Attach the IAM policy to the IAM role.
On the IAM role’s Permissions tab, attach the IAM policy that you just created.
Step 3: Create the metastore and attach a workspace
Each Databricks region requires its own Unity Catalog metastore.
You create a metastore for each region in which your organization operates. You can link each of these regional metastores to any number of workspaces in that region. Each linked workspace has the same view of the data in the metastore, and data access control can be managed across workspaces. You can access data in other metastores using Delta Sharing.
If you chose to create metastore-level storage, the metastore will use the the S3 bucket and IAM role that you created in the previous steps.
To create a metastore:
Log in to the Databricks account console.
Click Catalog.
Click Create metastore.
Enter the following:
A name for the metastore.
The region where you want to deploy the metastore.
This must be in the same region as the workspaces you want to use to access the data. Make sure that this matches the region of the storage bucket you created earlier.
(Optional) The S3 bucket path (you can omit
s3://
) and IAM role name for the bucket and role you created in Step 1 (Optional): Create an S3 bucket for metastore-level managed storage in AWS.
Click Create.
When prompted, select workspaces to link to the metastore.
For details, see Enable a workspace for Unity Catalog.
Transfer the metastore admin role to a group.
The user who creates a metastore is its owner, also called the metastore admin.
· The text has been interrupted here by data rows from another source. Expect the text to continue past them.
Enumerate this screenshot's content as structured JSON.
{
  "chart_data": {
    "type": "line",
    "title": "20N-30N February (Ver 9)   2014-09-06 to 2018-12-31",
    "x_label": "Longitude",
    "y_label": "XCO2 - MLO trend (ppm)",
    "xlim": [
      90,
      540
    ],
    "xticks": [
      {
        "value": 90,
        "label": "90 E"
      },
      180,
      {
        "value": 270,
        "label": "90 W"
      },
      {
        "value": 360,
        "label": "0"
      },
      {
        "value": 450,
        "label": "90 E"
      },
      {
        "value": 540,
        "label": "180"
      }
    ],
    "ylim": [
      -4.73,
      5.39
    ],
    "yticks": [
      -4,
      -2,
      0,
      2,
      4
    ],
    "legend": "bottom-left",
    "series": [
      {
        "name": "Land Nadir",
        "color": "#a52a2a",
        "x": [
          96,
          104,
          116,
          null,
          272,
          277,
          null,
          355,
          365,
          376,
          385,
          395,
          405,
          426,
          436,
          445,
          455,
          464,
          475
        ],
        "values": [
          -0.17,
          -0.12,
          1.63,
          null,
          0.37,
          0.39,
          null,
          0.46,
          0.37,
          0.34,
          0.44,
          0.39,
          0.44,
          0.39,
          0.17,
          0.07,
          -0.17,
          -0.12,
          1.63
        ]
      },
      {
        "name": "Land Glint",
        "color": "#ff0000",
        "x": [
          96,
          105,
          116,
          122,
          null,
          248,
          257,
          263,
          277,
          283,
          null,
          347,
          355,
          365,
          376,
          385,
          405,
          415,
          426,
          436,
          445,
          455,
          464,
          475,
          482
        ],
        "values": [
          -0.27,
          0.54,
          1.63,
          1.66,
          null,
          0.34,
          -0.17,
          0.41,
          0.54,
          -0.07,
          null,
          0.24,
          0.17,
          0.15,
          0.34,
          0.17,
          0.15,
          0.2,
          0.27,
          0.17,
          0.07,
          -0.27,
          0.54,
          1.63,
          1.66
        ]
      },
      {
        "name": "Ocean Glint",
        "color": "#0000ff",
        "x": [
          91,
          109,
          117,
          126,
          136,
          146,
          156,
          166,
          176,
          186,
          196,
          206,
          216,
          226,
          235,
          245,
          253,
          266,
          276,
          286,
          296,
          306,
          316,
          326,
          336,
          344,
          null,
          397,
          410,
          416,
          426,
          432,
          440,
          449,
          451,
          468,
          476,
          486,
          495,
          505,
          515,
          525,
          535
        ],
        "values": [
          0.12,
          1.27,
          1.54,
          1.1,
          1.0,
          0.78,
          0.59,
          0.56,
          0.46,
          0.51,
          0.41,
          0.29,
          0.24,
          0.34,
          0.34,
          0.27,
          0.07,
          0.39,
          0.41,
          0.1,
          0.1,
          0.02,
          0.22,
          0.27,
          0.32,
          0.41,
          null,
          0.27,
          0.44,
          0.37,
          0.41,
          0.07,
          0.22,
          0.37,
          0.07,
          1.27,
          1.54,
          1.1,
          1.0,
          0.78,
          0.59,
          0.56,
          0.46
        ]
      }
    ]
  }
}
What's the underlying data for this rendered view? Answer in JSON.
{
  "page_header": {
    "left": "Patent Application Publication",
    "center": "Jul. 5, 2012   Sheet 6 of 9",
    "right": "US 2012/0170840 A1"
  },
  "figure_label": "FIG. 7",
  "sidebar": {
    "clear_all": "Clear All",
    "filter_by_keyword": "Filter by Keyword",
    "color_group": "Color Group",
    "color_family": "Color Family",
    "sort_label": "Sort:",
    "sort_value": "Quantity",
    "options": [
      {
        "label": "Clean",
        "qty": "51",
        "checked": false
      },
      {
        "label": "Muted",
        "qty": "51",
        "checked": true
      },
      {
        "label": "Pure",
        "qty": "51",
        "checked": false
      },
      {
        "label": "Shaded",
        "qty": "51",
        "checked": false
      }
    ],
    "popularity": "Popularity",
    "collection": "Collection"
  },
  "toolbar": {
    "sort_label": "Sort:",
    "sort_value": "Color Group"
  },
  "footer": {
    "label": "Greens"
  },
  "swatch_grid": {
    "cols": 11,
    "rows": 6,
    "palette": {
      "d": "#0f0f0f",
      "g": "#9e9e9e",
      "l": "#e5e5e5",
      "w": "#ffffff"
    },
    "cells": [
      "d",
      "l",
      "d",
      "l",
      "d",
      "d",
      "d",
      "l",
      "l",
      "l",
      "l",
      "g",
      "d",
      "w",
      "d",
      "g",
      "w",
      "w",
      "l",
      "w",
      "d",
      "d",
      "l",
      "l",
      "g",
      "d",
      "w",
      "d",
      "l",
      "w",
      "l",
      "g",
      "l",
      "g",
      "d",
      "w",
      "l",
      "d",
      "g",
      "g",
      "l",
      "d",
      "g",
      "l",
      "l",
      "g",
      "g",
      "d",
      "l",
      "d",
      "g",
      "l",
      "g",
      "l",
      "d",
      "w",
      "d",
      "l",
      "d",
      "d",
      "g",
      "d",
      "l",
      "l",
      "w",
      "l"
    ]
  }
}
The metastore admin can create top-level objects in the metastore such as catalogs and can manage access to tables and other objects. Databricks recommends that you reassign the metastore admin role to a group. See Assign a metastore admin.
Enable Databricks management of uploads to managed volumes.
Databricks uses cross-origin resource sharing (CORS) to upload data to managed volumes in Unity Catalog. See Configure Unity Catalog storage account for CORS.